The mannequins, posted on a gate, were quickly removed by the staff of the municipality. A “horrible gesture, reminiscent of the dark days of the Ku Klux Klan. We are all with Kyenge and we will press ahead,” said the President of the Lazio Region, Nicola Zingaretti on Twitter.

The “fascists of the Third Millennium” however, have posted a banner on the pedestrian bridge in Via dei Romagnoli, near Ostia, with the words : “Italy is not a bureaucracy. No to the ius soli.”

 

Minister of Integration considers the position of the Northern League on Islam as “dangerous”

July 30, 2013

The Minister of Integration, Cécile Kyenge, “affirms that the notion that the Islamic population wants to impose Islam on the Italian civilization and this is dangerous.” said Lorenzo Fontana, leader of the Northern League in the European Parliament, just before Kyenge’s visit to the European Parliament in Verona scheduled for next Sunday. “The Northern League” says Fontana “challenges Kyenge and the EU parliment. The European Parliament has stated that it wants to abolish the crime of illegal immigration and to teach, by law, Italian children Arabic, so they are able to integrate better with their classmates from the Arab world.” Fontana also reiterates opposition to integration is different than in other part of the world especially in under populated countries that need new citizens. Fontana asserts that “this is not the case in Italy and in the Veneto region, where the population density is high and young people are unemployed or underemployed.”
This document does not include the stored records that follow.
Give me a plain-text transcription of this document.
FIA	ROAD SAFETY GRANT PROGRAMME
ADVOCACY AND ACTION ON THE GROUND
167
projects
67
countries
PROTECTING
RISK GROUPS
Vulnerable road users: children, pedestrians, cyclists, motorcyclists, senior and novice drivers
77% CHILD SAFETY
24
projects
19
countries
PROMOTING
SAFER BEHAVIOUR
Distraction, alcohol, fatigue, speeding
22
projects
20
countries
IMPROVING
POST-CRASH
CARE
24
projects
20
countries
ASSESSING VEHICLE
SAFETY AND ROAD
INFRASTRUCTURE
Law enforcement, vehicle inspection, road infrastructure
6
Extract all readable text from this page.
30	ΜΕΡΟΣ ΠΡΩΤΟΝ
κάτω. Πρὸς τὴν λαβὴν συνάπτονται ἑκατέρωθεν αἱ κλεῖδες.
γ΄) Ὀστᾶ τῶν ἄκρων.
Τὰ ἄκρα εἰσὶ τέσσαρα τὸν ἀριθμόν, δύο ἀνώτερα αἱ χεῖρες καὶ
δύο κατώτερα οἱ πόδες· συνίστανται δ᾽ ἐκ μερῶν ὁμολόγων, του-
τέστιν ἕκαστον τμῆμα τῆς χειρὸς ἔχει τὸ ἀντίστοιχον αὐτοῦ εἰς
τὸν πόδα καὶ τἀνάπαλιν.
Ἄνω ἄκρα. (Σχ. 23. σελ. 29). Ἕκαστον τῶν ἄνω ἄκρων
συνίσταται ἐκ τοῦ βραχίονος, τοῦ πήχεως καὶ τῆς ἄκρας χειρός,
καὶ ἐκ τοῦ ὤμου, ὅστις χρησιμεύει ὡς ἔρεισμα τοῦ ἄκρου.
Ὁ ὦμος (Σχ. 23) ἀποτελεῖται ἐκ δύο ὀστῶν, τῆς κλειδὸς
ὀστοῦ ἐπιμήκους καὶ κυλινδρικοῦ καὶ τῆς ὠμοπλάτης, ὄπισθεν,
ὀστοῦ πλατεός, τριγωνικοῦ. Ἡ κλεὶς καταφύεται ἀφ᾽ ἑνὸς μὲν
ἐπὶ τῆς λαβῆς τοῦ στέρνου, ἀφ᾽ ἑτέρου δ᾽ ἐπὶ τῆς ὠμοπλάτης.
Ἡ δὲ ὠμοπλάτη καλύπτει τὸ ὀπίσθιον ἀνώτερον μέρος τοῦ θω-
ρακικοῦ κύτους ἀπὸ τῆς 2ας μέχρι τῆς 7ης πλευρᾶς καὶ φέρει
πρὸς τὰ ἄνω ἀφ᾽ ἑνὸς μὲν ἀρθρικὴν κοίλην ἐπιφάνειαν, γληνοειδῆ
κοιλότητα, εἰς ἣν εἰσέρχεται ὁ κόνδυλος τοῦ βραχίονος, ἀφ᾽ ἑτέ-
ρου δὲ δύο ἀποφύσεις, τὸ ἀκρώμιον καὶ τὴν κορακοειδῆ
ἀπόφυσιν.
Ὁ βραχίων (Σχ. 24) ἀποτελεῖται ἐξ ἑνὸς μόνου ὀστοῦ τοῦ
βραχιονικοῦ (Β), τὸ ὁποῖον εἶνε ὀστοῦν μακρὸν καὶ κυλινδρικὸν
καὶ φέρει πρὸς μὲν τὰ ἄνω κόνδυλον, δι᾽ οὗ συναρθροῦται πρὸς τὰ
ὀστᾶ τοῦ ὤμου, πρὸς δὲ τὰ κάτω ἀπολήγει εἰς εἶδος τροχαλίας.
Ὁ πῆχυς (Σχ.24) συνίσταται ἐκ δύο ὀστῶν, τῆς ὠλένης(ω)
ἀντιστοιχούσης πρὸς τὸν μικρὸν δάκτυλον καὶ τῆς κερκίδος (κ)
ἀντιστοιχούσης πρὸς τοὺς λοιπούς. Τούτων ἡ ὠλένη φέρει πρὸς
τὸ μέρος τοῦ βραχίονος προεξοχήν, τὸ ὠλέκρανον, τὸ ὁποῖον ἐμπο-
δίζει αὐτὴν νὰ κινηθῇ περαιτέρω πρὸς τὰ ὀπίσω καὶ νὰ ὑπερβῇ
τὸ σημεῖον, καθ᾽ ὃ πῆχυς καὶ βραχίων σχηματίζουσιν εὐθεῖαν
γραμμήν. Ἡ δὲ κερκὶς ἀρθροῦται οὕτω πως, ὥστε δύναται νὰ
For his part, another Northern League Minister, Mario Borghezio, says that inviting Kyenge to party functions as “laudable and understandable” but also “unnecessary.” For Borghezio “the League militants who are hard-core – even electorally – are the living soul of the Movement and do not change even in response to acts or invitations.” “Racism” concludes the minister “does not matter at all: it is just a matter of Northern common sense.”